Do you remember my dream, in which I was your boots, your dress, and in which I made you come bodily into my heart? Why has not Nature arranged matters in this way; she has much to do yet.
N. B.
_A la citoyenne Bonaparte, &c._
_June 18th.--Bonaparte enters Modena, and takes 50 cannon at Urbino._
_June 19th.--Occupies Bologna, and takes 114 cannon._
_June 23rd.--Armistice with Rome. The Pope to pay 21 millions, 100 rare pictures, 200 MSS., and to close his ports to the English._
_June 24th._--Desaix, with part of Moreau's army, forces the pa.s.sage of the Rhine.
No. 8.
TO JOSEPHINE.
_Pistoia, Tuscany, June 26th._
For a month I have only received from my dear love two letters of three lines each. Is she so busy, that writing to her dear love is not then needful for her, nor, consequently, thinking about him? To live without thinking of Josephine would be death and annihilation to your husband. Your image gilds my fancies, and enlivens the black and sombre picture of melancholy and grief. A day perhaps may come in which I shall see you, for I doubt not you will be still at Paris, and verily on that day I will show you my pockets stuffed with letters that I have not sent you because they are too foolish (_bete_). Yes, that's the word. Good heavens! tell me, you who know so well how to make others love you without being in love yourself, do you know how to cure me of love??? I will give a good price for that remedy.
You ought to have started on May 24th. Being good-natured, I waited till June 1st, as if a pretty woman would give up her habits, her friends, both Madame Tallien and a dinner with Barras, and the acting of a new play, and Fortune; yes, Fortune, whom you love much more than your husband, for whom you have only a little of the esteem, and a share of that benevolence with which your heart abounds. Every day I count up your misdeeds. I lash myself to fury in order to love you no more. Bah, don't I love you the more? In fact, my peerless little mother, I will tell you my secret. Set me at defiance, stay at Paris, have lovers--let everybody know it--never write me a monosyllable!

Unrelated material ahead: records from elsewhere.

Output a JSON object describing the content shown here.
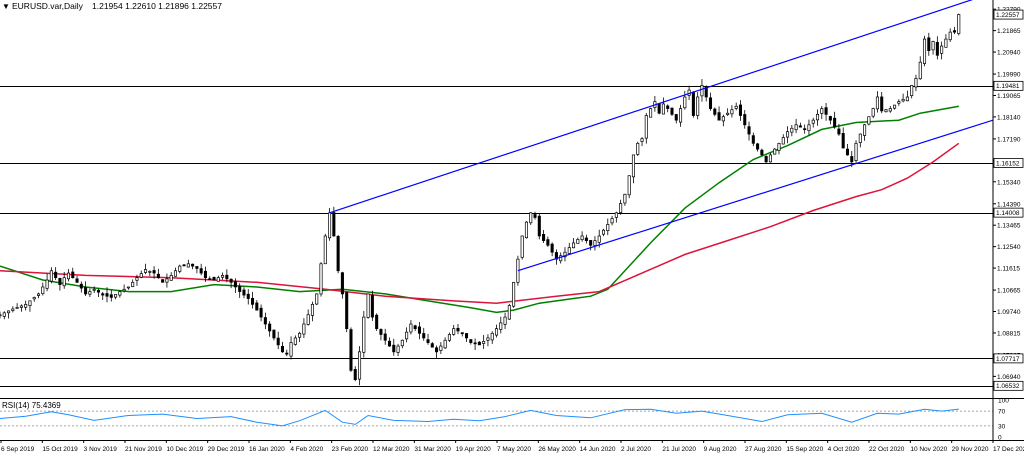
{
  "header": {
    "arrow_glyph": "▼",
    "symbol": "EURUSD.var,Daily",
    "ohlc": "1.21954 1.22610 1.21896 1.22557"
  },
  "rsi_panel": {
    "label": "RSI(14) 75.4369"
  },
  "colors": {
    "candle": "#000000",
    "trendline": "#0000ff",
    "ma_fast": "#008000",
    "ma_slow": "#dc143c",
    "level": "#000000",
    "rsi": "#1e90ff"
  },
  "chart_data": [
    {
      "type": "candlestick",
      "symbol": "EURUSD.var",
      "timeframe": "Daily",
      "ylim": [
        1.0605,
        1.231
      ],
      "y_ticks": [
        "1.22790",
        "1.21865",
        "1.20940",
        "1.19990",
        "1.19065",
        "1.18140",
        "1.17190",
        "1.16265",
        "1.15340",
        "1.14390",
        "1.13465",
        "1.12540",
        "1.11615",
        "1.10665",
        "1.09740",
        "1.08815",
        "1.07865",
        "1.06940"
      ],
      "price_tags": [
        {
          "label": "1.22557",
          "value": 1.22557
        },
        {
          "label": "1.19481",
          "value": 1.19481
        },
        {
          "label": "1.16152",
          "value": 1.16152
        },
        {
          "label": "1.14008",
          "value": 1.14008
        },
        {
          "label": "1.07717",
          "value": 1.07717
        },
        {
          "label": "1.06532",
          "value": 1.06532
        }
      ],
      "horizontal_levels": [
        1.19481,
        1.16152,
        1.14008,
        1.07717,
        1.06532
      ],
      "x_labels": [
        "6 Sep 2019",
        "15 Oct 2019",
        "3 Nov 2019",
        "21 Nov 2019",
        "10 Dec 2019",
        "29 Dec 2019",
        "16 Jan 2020",
        "4 Feb 2020",
        "23 Feb 2020",
        "12 Mar 2020",
        "31 Mar 2020",
        "19 Apr 2020",
        "7 May 2020",
        "26 May 2020",
        "14 Jun 2020",
        "2 Jul 2020",
        "21 Jul 2020",
        "9 Aug 2020",
        "27 Aug 2020",
        "15 Sep 2020",
        "4 Oct 2020",
        "22 Oct 2020",
        "10 Nov 2020",
        "29 Nov 2020",
        "17 Dec 2020"
      ],
      "price_path": [
        [
          0,
          1.096
        ],
        [
          3,
          1.0985
        ],
        [
          6,
          1.1005
        ],
        [
          9,
          1.105
        ],
        [
          11,
          1.111
        ],
        [
          12,
          1.115
        ],
        [
          13,
          1.112
        ],
        [
          14,
          1.109
        ],
        [
          15,
          1.112
        ],
        [
          16,
          1.114
        ],
        [
          18,
          1.11
        ],
        [
          20,
          1.105
        ],
        [
          22,
          1.107
        ],
        [
          24,
          1.1045
        ],
        [
          26,
          1.1035
        ],
        [
          28,
          1.106
        ],
        [
          30,
          1.108
        ],
        [
          32,
          1.112
        ],
        [
          34,
          1.1155
        ],
        [
          36,
          1.114
        ],
        [
          38,
          1.11
        ],
        [
          40,
          1.113
        ],
        [
          42,
          1.117
        ],
        [
          44,
          1.118
        ],
        [
          46,
          1.116
        ],
        [
          48,
          1.112
        ],
        [
          50,
          1.111
        ],
        [
          52,
          1.113
        ],
        [
          54,
          1.11
        ],
        [
          56,
          1.106
        ],
        [
          58,
          1.103
        ],
        [
          60,
          1.098
        ],
        [
          62,
          1.092
        ],
        [
          64,
          1.086
        ],
        [
          66,
          1.08
        ],
        [
          67,
          1.079
        ],
        [
          68,
          1.084
        ],
        [
          70,
          1.088
        ],
        [
          72,
          1.096
        ],
        [
          74,
          1.105
        ],
        [
          75,
          1.118
        ],
        [
          76,
          1.13
        ],
        [
          77,
          1.14
        ],
        [
          78,
          1.13
        ],
        [
          79,
          1.115
        ],
        [
          80,
          1.105
        ],
        [
          81,
          1.09
        ],
        [
          82,
          1.072
        ],
        [
          83,
          1.068
        ],
        [
          84,
          1.08
        ],
        [
          85,
          1.095
        ],
        [
          86,
          1.105
        ],
        [
          87,
          1.095
        ],
        [
          88,
          1.09
        ],
        [
          90,
          1.085
        ],
        [
          92,
          1.08
        ],
        [
          94,
          1.085
        ],
        [
          96,
          1.092
        ],
        [
          98,
          1.088
        ],
        [
          100,
          1.084
        ],
        [
          102,
          1.08
        ],
        [
          104,
          1.085
        ],
        [
          106,
          1.09
        ],
        [
          108,
          1.088
        ],
        [
          110,
          1.084
        ],
        [
          112,
          1.083
        ],
        [
          114,
          1.086
        ],
        [
          116,
          1.09
        ],
        [
          118,
          1.095
        ],
        [
          119,
          1.1
        ],
        [
          120,
          1.11
        ],
        [
          121,
          1.12
        ],
        [
          122,
          1.13
        ],
        [
          123,
          1.136
        ],
        [
          124,
          1.14
        ],
        [
          125,
          1.138
        ],
        [
          126,
          1.13
        ],
        [
          128,
          1.126
        ],
        [
          130,
          1.12
        ],
        [
          132,
          1.123
        ],
        [
          134,
          1.127
        ],
        [
          136,
          1.13
        ],
        [
          138,
          1.126
        ],
        [
          140,
          1.13
        ],
        [
          142,
          1.135
        ],
        [
          144,
          1.14
        ],
        [
          146,
          1.148
        ],
        [
          147,
          1.156
        ],
        [
          148,
          1.165
        ],
        [
          149,
          1.17
        ],
        [
          150,
          1.172
        ],
        [
          151,
          1.182
        ],
        [
          152,
          1.185
        ],
        [
          153,
          1.188
        ],
        [
          154,
          1.183
        ],
        [
          155,
          1.187
        ],
        [
          156,
          1.185
        ],
        [
          158,
          1.18
        ],
        [
          160,
          1.19
        ],
        [
          161,
          1.193
        ],
        [
          162,
          1.182
        ],
        [
          163,
          1.19
        ],
        [
          164,
          1.195
        ],
        [
          165,
          1.19
        ],
        [
          166,
          1.185
        ],
        [
          168,
          1.18
        ],
        [
          170,
          1.183
        ],
        [
          172,
          1.186
        ],
        [
          174,
          1.178
        ],
        [
          176,
          1.17
        ],
        [
          178,
          1.165
        ],
        [
          179,
          1.162
        ],
        [
          180,
          1.165
        ],
        [
          182,
          1.17
        ],
        [
          184,
          1.175
        ],
        [
          186,
          1.178
        ],
        [
          188,
          1.176
        ],
        [
          190,
          1.18
        ],
        [
          192,
          1.185
        ],
        [
          194,
          1.18
        ],
        [
          196,
          1.174
        ],
        [
          197,
          1.168
        ],
        [
          198,
          1.165
        ],
        [
          199,
          1.162
        ],
        [
          200,
          1.17
        ],
        [
          202,
          1.178
        ],
        [
          204,
          1.185
        ],
        [
          205,
          1.19
        ],
        [
          206,
          1.184
        ],
        [
          208,
          1.185
        ],
        [
          210,
          1.188
        ],
        [
          212,
          1.19
        ],
        [
          213,
          1.195
        ],
        [
          214,
          1.198
        ],
        [
          215,
          1.205
        ],
        [
          216,
          1.215
        ],
        [
          217,
          1.21
        ],
        [
          218,
          1.214
        ],
        [
          219,
          1.208
        ],
        [
          220,
          1.212
        ],
        [
          221,
          1.215
        ],
        [
          222,
          1.218
        ],
        [
          223,
          1.218
        ],
        [
          224,
          1.2256
        ]
      ],
      "trendlines": [
        {
          "from": [
            77,
            1.14
          ],
          "to": [
            232,
            1.235
          ]
        },
        {
          "from": [
            121,
            1.115
          ],
          "to": [
            232,
            1.18
          ]
        }
      ],
      "moving_averages": [
        {
          "role": "fast",
          "points": [
            [
              0,
              1.117
            ],
            [
              10,
              1.111
            ],
            [
              20,
              1.108
            ],
            [
              30,
              1.106
            ],
            [
              40,
              1.106
            ],
            [
              50,
              1.109
            ],
            [
              60,
              1.108
            ],
            [
              70,
              1.106
            ],
            [
              80,
              1.107
            ],
            [
              90,
              1.105
            ],
            [
              100,
              1.102
            ],
            [
              110,
              1.099
            ],
            [
              116,
              1.097
            ],
            [
              120,
              1.098
            ],
            [
              126,
              1.101
            ],
            [
              134,
              1.103
            ],
            [
              138,
              1.104
            ],
            [
              142,
              1.107
            ],
            [
              146,
              1.115
            ],
            [
              152,
              1.127
            ],
            [
              160,
              1.142
            ],
            [
              168,
              1.153
            ],
            [
              176,
              1.163
            ],
            [
              184,
              1.169
            ],
            [
              192,
              1.176
            ],
            [
              200,
              1.179
            ],
            [
              210,
              1.18
            ],
            [
              215,
              1.183
            ],
            [
              224,
              1.186
            ]
          ]
        },
        {
          "role": "slow",
          "points": [
            [
              0,
              1.115
            ],
            [
              20,
              1.113
            ],
            [
              40,
              1.112
            ],
            [
              60,
              1.11
            ],
            [
              76,
              1.107
            ],
            [
              90,
              1.104
            ],
            [
              106,
              1.102
            ],
            [
              116,
              1.101
            ],
            [
              130,
              1.104
            ],
            [
              140,
              1.106
            ],
            [
              150,
              1.114
            ],
            [
              160,
              1.122
            ],
            [
              170,
              1.128
            ],
            [
              180,
              1.134
            ],
            [
              190,
              1.141
            ],
            [
              200,
              1.147
            ],
            [
              206,
              1.15
            ],
            [
              212,
              1.155
            ],
            [
              218,
              1.162
            ],
            [
              224,
              1.17
            ]
          ]
        }
      ]
    },
    {
      "type": "line",
      "indicator": "RSI(14)",
      "ylim": [
        0,
        100
      ],
      "y_ticks": [
        "100",
        "70",
        "30",
        "0"
      ],
      "levels": [
        70,
        30
      ],
      "current_value": 75.4369,
      "points": [
        [
          0,
          50
        ],
        [
          6,
          56
        ],
        [
          12,
          68
        ],
        [
          16,
          60
        ],
        [
          22,
          45
        ],
        [
          30,
          58
        ],
        [
          38,
          62
        ],
        [
          46,
          50
        ],
        [
          54,
          55
        ],
        [
          60,
          40
        ],
        [
          66,
          30
        ],
        [
          70,
          44
        ],
        [
          76,
          72
        ],
        [
          80,
          40
        ],
        [
          83,
          34
        ],
        [
          86,
          58
        ],
        [
          92,
          45
        ],
        [
          100,
          42
        ],
        [
          106,
          48
        ],
        [
          112,
          44
        ],
        [
          118,
          55
        ],
        [
          124,
          72
        ],
        [
          130,
          58
        ],
        [
          138,
          52
        ],
        [
          146,
          74
        ],
        [
          152,
          75
        ],
        [
          158,
          64
        ],
        [
          164,
          70
        ],
        [
          170,
          58
        ],
        [
          178,
          42
        ],
        [
          184,
          60
        ],
        [
          192,
          64
        ],
        [
          199,
          40
        ],
        [
          205,
          64
        ],
        [
          210,
          62
        ],
        [
          216,
          75
        ],
        [
          220,
          70
        ],
        [
          224,
          75.4
        ]
      ]
    }
  ]
}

then I shall love you ten times more for it; and it is not folly, a delirious fever! and I shall not get the better of it. Oh! would to heaven I could get better! but don't tell me you are ill, don't try to justify yourself. Good heavens! you are pardoned. I love you to distraction, and never will my poor heart cease to give all for love.
If you did not love me, my fate would be indeed grotesque. You have not written me; you are ill, you do not come. But you have pa.s.sed Lyons; you will be at Turin on the 28th, at Milan on the 30th, where you will wait for me. You will be in Italy, and I shall be still far from you. Adieu, my well-beloved; a kiss on thy mouth, another on thy heart.
We have made peace with Rome--who gives us money. To-morrow we shall be at Leghorn, and as soon as I can in your arms, at your feet, on your bosom.
_A la citoyenne Bonaparte, &c._
_June 27th.--Leghorn occupied by Murat and Vaubois._
_June 29th.--Surrender of citadel of Milan; 1600 prisoners and 150 cannon taken._
FOOTNOTES
[14] _Un millier de baise_ (sic).
[15] So Tennant (_t'en offrir un_): but Baron Feuillet de Conches, an expert in Napoleonic graphology, renders the expression _t'en souffrir un_.